The cross-validation results (R² = 0.9008 ± 0.0341) confirm that the model generalizes well across different subsets of the training data, meaning it maintains strong predictive performance regardless of slight variations in the data split. The relatively low MSE variation (±78.9M) and MAE variation (±567.22) suggest that the model’s errors remain consistent across folds, reducing the risk of overfitting. This aligns with the high R² scores on both the training set (0.9046) and test set (0.9137), reinforcing that the model captures meaningful patterns rather than just memorizing the training data. However, the slightly higher R² on the test set indicates that the test data might be easier to predict or contain fewer complex cases. Since the test MSE (243M) is lower than train MSE (291M), it further supports the idea that the test set may have less variance or fewer outliers. The strong cross-validation results validate the model’s robustness, but additional checks, such as feature importance analysis and error distribution plots, can help ensure there is no data leakage or underlying bias affecting the results.

Since the test error and train error distributions are almost the same, it confirms that the model is not overfitting—it performs similarly on both seen (training) and unseen (test) data. This aligns with your cross-validation results, where the R² scores for training (0.9046) and test (0.9137) are close, meaning the model generalizes well.

Additionally, the MSE and MAE values for test and train sets are quite similar, further reinforcing that the model maintains consistent performance across different datasets.

3. Saving Model

import joblib
import json
from pathlib import Path

# Define model directory
model_dir = Path("saved_model")
model_dir.mkdir(exist_ok=True)

# Save the trained pipeline
joblib.dump(model_pipeline, model_dir / "best_pipeline.pkl")

# Save selected features
selected_features = [
    'Horsepower', 'Make_Aston Martin', 'Make_Audi', 'Make_BMW', 'Make_Bentley',
    'Make_Ford', 'Make_Mercedes-Benz', 'Make_Nissan', 'Cylinders_I3',
    'Cylinders_I4', 'Cylinders_I5', 'Cylinders_I6', 'Cylinders_V10',
    'Cylinders_V12', 'Cylinders_V6', 'Cylinders_V8', 'Cylinders_W12'
]
joblib.dump(selected_features, model_dir / "selected_features.pkl")
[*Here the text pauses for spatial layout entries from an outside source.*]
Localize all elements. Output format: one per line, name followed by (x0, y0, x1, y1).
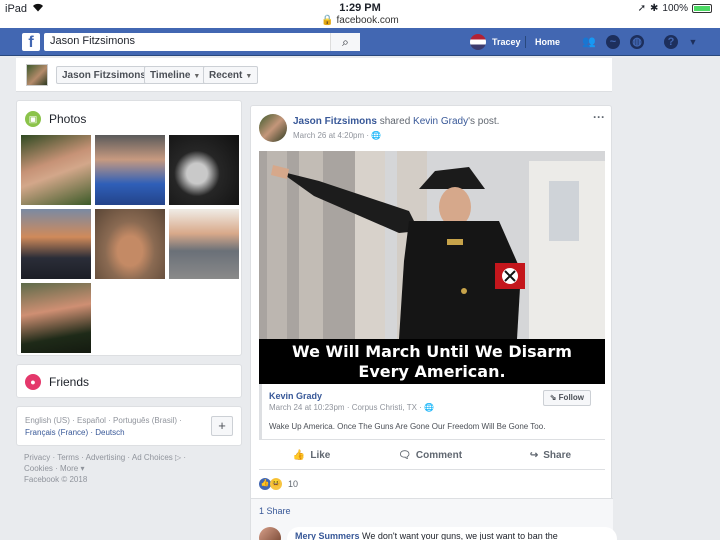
shared-word: shared (379, 116, 411, 127)
add-language-button[interactable]: + (211, 416, 233, 436)
url-text: facebook.com (336, 15, 399, 26)
shared-timestamp[interactable]: March 24 at 10:23pm · Corpus Christi, TX… (269, 403, 434, 412)
photo-thumbnail[interactable] (21, 135, 91, 205)
comment-icon: 🗨 (398, 450, 411, 461)
post-card: Jason Fitzsimons shared Kevin Grady's po… (250, 105, 617, 540)
post-photo (259, 151, 605, 339)
comment-button[interactable]: 🗨 Comment (398, 450, 462, 461)
search-value: Jason Fitzsimons (50, 35, 135, 47)
post-author-link[interactable]: Jason Fitzsimons (293, 116, 377, 127)
friends-title: Friends (49, 375, 90, 389)
recent-label: Recent (209, 70, 243, 81)
account-menu-icon[interactable]: ▼ (686, 35, 700, 49)
commenter-name-link[interactable]: Mery Summers (295, 531, 360, 540)
reactions-count: 10 (288, 479, 299, 489)
post-actions: 👍 Like 🗨 Comment ↪ Share (259, 442, 605, 470)
share-label: Share (543, 450, 572, 461)
comment-text: We don't want your guns, we just want to… (362, 531, 558, 540)
user-avatar[interactable] (470, 34, 486, 50)
shared-author-link[interactable]: Kevin Grady (269, 391, 322, 401)
post-author-avatar[interactable] (259, 114, 287, 142)
like-label: Like (310, 450, 331, 461)
comment-row: Mery Summers We don't want your guns, we… (251, 522, 617, 540)
meme-caption: We Will March Until We Disarm Every Amer… (259, 339, 605, 384)
chevron-down-icon: ▼ (245, 73, 253, 80)
post-image[interactable]: We Will March Until We Disarm Every Amer… (259, 151, 605, 384)
comment-bubble: Mery Summers We don't want your guns, we… (287, 527, 617, 540)
notifications-globe-icon[interactable]: ◍ (630, 35, 644, 49)
photo-thumbnail[interactable] (169, 135, 239, 205)
url-bar[interactable]: 🔒 facebook.com (0, 15, 720, 26)
bluetooth-icon: ✱ (650, 3, 659, 14)
thumbs-up-icon: 👍 (292, 450, 306, 461)
post-title: Jason Fitzsimons shared Kevin Grady's po… (293, 116, 499, 127)
battery-icon (692, 4, 712, 13)
photo-thumbnail[interactable] (95, 209, 165, 279)
commenter-avatar[interactable] (259, 527, 281, 540)
status-time: 1:29 PM (339, 2, 381, 14)
more-options-icon[interactable]: ··· (593, 110, 605, 124)
footer-links-1[interactable]: Privacy · Terms · Advertising · Ad Choic… (24, 453, 186, 462)
facebook-top-nav: f Jason Fitzsimons ⌕ Tracey Home 👥 ~ ◍ ?… (0, 28, 720, 56)
photos-header[interactable]: ▣ Photos (25, 111, 86, 127)
post-timestamp[interactable]: March 26 at 4:20pm · 🌐 (293, 131, 381, 140)
meme-line-1: We Will March Until We Disarm (292, 342, 572, 361)
reactions-summary[interactable]: 👍 😆 10 (259, 478, 298, 490)
photo-thumbnail[interactable] (21, 209, 91, 279)
haha-reaction-icon: 😆 (270, 478, 282, 490)
recent-dropdown[interactable]: Recent ▼ (203, 66, 259, 84)
shares-row: 1 Share (251, 498, 613, 522)
profile-name-button[interactable]: Jason Fitzsimons (56, 66, 152, 84)
language-card: English (US) · Español · Português (Bras… (16, 406, 242, 446)
status-right: ➚ ✱ 100% (638, 3, 712, 14)
photo-thumbnail[interactable] (169, 209, 239, 279)
friends-icon: ● (25, 374, 41, 390)
profile-bar: Jason Fitzsimons Timeline ▼ Recent ▼ (16, 58, 612, 92)
timeline-label: Timeline (150, 70, 191, 81)
photos-card: ▣ Photos (16, 100, 242, 356)
share-button[interactable]: ↪ Share (530, 450, 571, 461)
search-button[interactable]: ⌕ (330, 33, 360, 51)
search-input[interactable]: Jason Fitzsimons ⌕ (44, 33, 360, 51)
like-button[interactable]: 👍 Like (293, 450, 330, 461)
original-author-link[interactable]: Kevin Grady (413, 116, 468, 127)
user-name-link[interactable]: Tracey (492, 37, 521, 47)
footer-copyright: Facebook © 2018 (24, 475, 88, 484)
language-links-2[interactable]: Français (France) · Deutsch (25, 428, 125, 437)
ios-status-bar: iPad 1:29 PM 🔒 facebook.com ➚ ✱ 100% (0, 0, 720, 28)
follow-icon: ⇘ (549, 393, 557, 402)
footer-links-2[interactable]: Cookies · More ▾ (24, 464, 84, 473)
friends-header: ● Friends (25, 374, 89, 390)
shared-post-attribution: Kevin Grady March 24 at 10:23pm · Corpus… (259, 384, 605, 440)
post-suffix: 's post. (468, 116, 500, 127)
messenger-icon[interactable]: ~ (606, 35, 620, 49)
share-icon: ↪ (529, 450, 539, 461)
follow-button[interactable]: ⇘ Follow (542, 390, 591, 406)
nav-divider (525, 36, 526, 48)
friend-requests-icon[interactable]: 👥 (582, 35, 596, 49)
search-icon: ⌕ (342, 35, 349, 49)
chevron-down-icon: ▼ (193, 73, 201, 80)
home-link[interactable]: Home (535, 37, 560, 47)
lock-icon: 🔒 (321, 15, 334, 26)
shared-post-text: Wake Up America. Once The Guns Are Gone … (269, 422, 546, 431)
meme-line-2: Every American. (358, 362, 506, 381)
photo-thumbnail[interactable] (21, 283, 91, 353)
timeline-dropdown[interactable]: Timeline ▼ (144, 66, 207, 84)
language-links-1[interactable]: English (US) · Español · Português (Bras… (25, 416, 182, 425)
help-icon[interactable]: ? (664, 35, 678, 49)
photos-title: Photos (49, 112, 87, 126)
friends-card[interactable]: ● Friends (16, 364, 242, 398)
shares-link[interactable]: 1 Share (259, 506, 291, 516)
profile-avatar[interactable] (26, 64, 48, 86)
battery-percent: 100% (662, 3, 688, 14)
comment-label: Comment (415, 450, 463, 461)
facebook-logo-icon[interactable]: f (22, 33, 40, 51)
photos-icon: ▣ (25, 111, 41, 127)
photo-thumbnail[interactable] (95, 135, 165, 205)
location-icon: ➚ (637, 3, 647, 14)
follow-label: Follow (558, 393, 584, 402)
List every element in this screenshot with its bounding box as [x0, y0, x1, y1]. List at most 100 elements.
# Save original column structure
original_columns = X_train.columns.tolist()
joblib.dump(original_columns, model_dir / "original_columns.pkl")

# Save model metadata
metadata = {
    "model_version": "1.0",
    "training_date": "2025-02-24",
    "selected_features": selected_features,
    "original_columns": original_columns
}
with open(model_dir / "metadata.json", "w") as f:
    json.dump(metadata, f, indent=4)

print("\nModel and artifacts saved successfully!")

Model and artifacts saved successfully!